MISS ANNIE ROONEY

Shirley Temple and Dickie Moore in Miss Annie Rooney (1942)

MISS ANNIE ROONEY

(director: Edwin L. Marin; screenwriter: story by George Bruce/George Bruce; cinematographer: Lester White; editor: Fred R. Feitshans Jr.; music: Darrell Calker/Michel Michelet/Clarence Wheeler; cast: Shirley Temple (Annie Rooney), William Gargan (Tim Rooney), Guy Kibbee (Grandpa Tim Rooney Sr.), Dickie Moore (Marty White), Roland Dupree (Joey), Peggy Ryan (Myrtle), Gloria Holden (Mrs. White), Jonathan Hale (Mr. Martin White), Mary Field (Mrs. Metz), June Lockhart (Stella Bainbridge), Byron Foulger (Randall); Runtime: 84; MPAA Rating: NR; producer: Edward Small; United Artists; 1942)
“Noteworthy only because Shirley Temple got her first screen kiss in this pic.”

Reviewed by Dennis Schwartz

Edwin L. Marin (“Tall in the Saddle”/”Johnny Angel”/”Nocturne”) directs this innocuous family drama. It’s based on the story by George Bruce, who also wrote the script. The film is noteworthy only because Shirley Temple got her first screen kiss in this pic.

The 14-year-old Shirley Temple as Annie Rooney, an Irish girl from the wrong side of the tracks, proves to the upper classes that the lower classes have charm and drive to succeed socially.

Bubbly and brassy Annie lives in a tenement Manhattan building with her kindly retired New York policeman Grandpop, Timothy Rooney Sr. (Guy Kibbee), and with her dreamer widowed father Timothy Rooney, Jr (William Gargan).

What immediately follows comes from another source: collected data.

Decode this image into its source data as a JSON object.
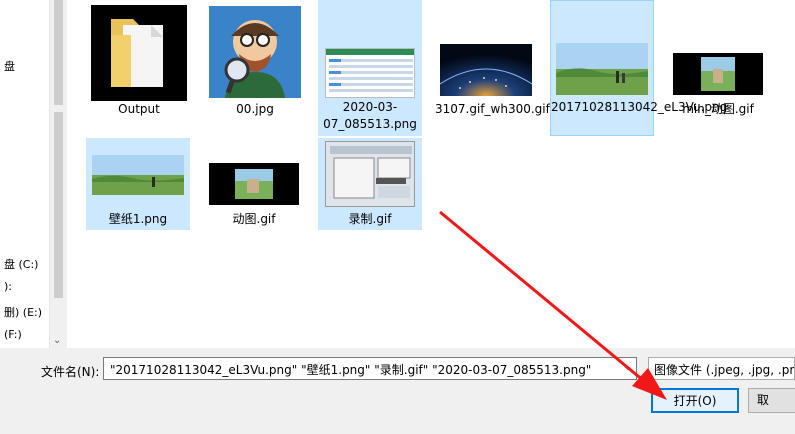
{
  "nav": {
    "items": [
      {
        "label": "盘 (C:)"
      },
      {
        "label": "):"
      },
      {
        "label": "删) (E:)"
      },
      {
        "label": "(F:)"
      }
    ],
    "top_fragment": "盘"
  },
  "files": [
    {
      "name": "Output",
      "selected": false
    },
    {
      "name": "00.jpg",
      "selected": false
    },
    {
      "name": "2020-03-07_085513.png",
      "selected": true
    },
    {
      "name": "3107.gif_wh300.gif",
      "selected": false
    },
    {
      "name": "20171028113042_eL3Vu.png",
      "selected": true
    },
    {
      "name": "min_动图.gif",
      "selected": false
    },
    {
      "name": "壁纸1.png",
      "selected": true
    },
    {
      "name": "动图.gif",
      "selected": false
    },
    {
      "name": "录制.gif",
      "selected": true
    }
  ],
  "bottom": {
    "filename_label": "文件名(N):",
    "filename_value": "\"20171028113042_eL3Vu.png\" \"壁纸1.png\" \"录制.gif\" \"2020-03-07_085513.png\"",
    "filetype_value": "图像文件 (.jpeg, .jpg, .pn",
    "open_label": "打开(O)",
    "cancel_label": "取"
  },
  "colors": {
    "selection": "#cce8ff",
    "accent": "#0078d7",
    "annotation_arrow": "#f21818"
  }
}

Her dad works as an insurance agent and is partners with a professor inventor who is working on a way to make rubber from milkweed. Grandpa thinks it’s a crackpot idea, a get rich quick scheme, whereby his son is pouring his hard earned money into that wild-eyed invention he should be using to pay the rent.

The jive talking Annie is dating hep-cat car enthusiast Joey (Roland Dupree), who loves the scrap-heap he calls Anaesthesia more than anything else in the world. On their way to a “jam session” with Annie’s best friend Myrtle (Peggy Ryan), Joey rear-ends Marty White Jr.’s car. Annie is smitten with the polite and cultured Marty, and accepts a ride from him to Laura’s house party when Joey’s tin can is too damaged to drive.

Marty is a rich boy from Sutton Place, whose dad (Jonathan Hale) owns a rubber company. When Annie teaches Marty the jitterbug and how to talk jive like her groovy friends, the two wind up dating for the next few weeks. Against the wishes of Marty’s stuffy mom (Gloria Holden), he invites the lower-class Annie to be his date for a birthday party in his home attended by his upper-class friends. Annie’s pushy dad, in a desperate move because he lost his job and is about to get bounced from his apartment, crashes the party and demonstrates for Marty’s father how his new product can be made. The demo bombs and a disgraced Tim is asked to leave. The next day, however, Marty had the chief chemist (Byron Foulger) analyze the product and he unequivocally states that the milkweed experiment to make a synthetic rubber worked. Thereby Mr. White makes a lucrative offer for the product and everyone is as happy as a clam, which proves one should always hold onto one’s dreams or watch Shirley films for inspiration.